Dems and GOP continue posturing over 2010 outcome

Holly Bailey

The November midterm congressional elections are still three months away, but the beltway predictions game has already begun.

Vice President Joe Biden is sticking with his optimistic view of the upcoming November elections, telling ABC's This Week that he believes Democrats will perform better than people think. "We're going to win the House, and we're going to win the Senate," Biden said. "I don’t think the losses are going to be bad at all. I think we’re going to shock the heck out of everybody."

That's in contrast to White House Press Secretary Robert Gibbs’s interview with Meet the Press last week, in which he noted Republicans could regain control of the House. His argument set off a week of back and forth between the White House and House Democrats.

But while the polls are definitely bad for Democrats, there are still signs that the party could avoid a political apocalypse—which is perhaps why the two Republican leaders in charge of the party’s campaign efforts notably toned down their estimates about how the GOP might do this fall.

In April, House Minority Leader John Boehner, who could very well be the next House Speaker if the GOP reclaims the House, said he believed his party could capture as many as 100 seats this November.

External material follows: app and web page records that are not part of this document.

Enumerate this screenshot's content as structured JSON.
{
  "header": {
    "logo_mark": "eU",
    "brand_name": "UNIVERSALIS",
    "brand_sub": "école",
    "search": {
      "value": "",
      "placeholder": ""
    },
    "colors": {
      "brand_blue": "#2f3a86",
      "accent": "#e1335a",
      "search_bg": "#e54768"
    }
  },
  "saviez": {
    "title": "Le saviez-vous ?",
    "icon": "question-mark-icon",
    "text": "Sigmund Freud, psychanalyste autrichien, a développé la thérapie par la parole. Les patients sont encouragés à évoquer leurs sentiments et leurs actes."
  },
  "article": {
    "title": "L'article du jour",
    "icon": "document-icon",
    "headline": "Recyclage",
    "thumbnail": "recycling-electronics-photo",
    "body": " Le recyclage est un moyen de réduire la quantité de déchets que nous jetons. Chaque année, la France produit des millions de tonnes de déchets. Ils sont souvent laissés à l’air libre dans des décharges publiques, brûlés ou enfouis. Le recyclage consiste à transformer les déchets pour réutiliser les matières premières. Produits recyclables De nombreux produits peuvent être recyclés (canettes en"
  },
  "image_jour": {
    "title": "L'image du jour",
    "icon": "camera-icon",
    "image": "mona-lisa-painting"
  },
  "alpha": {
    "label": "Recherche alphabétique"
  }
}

On Meet the Press, Rep. Pete Sessions, chairman of the House GOP campaign committee, tentatively predicted Republicans might pick up 40 seats. But his Senate counterpart, Texas’s John Cornyn, refused to answer the question, telling host David Gregory it’s anyone’s guess which party will ultimately control Congress after November.

"If the election was held today, it'd be a pretty good election," Cornyn said.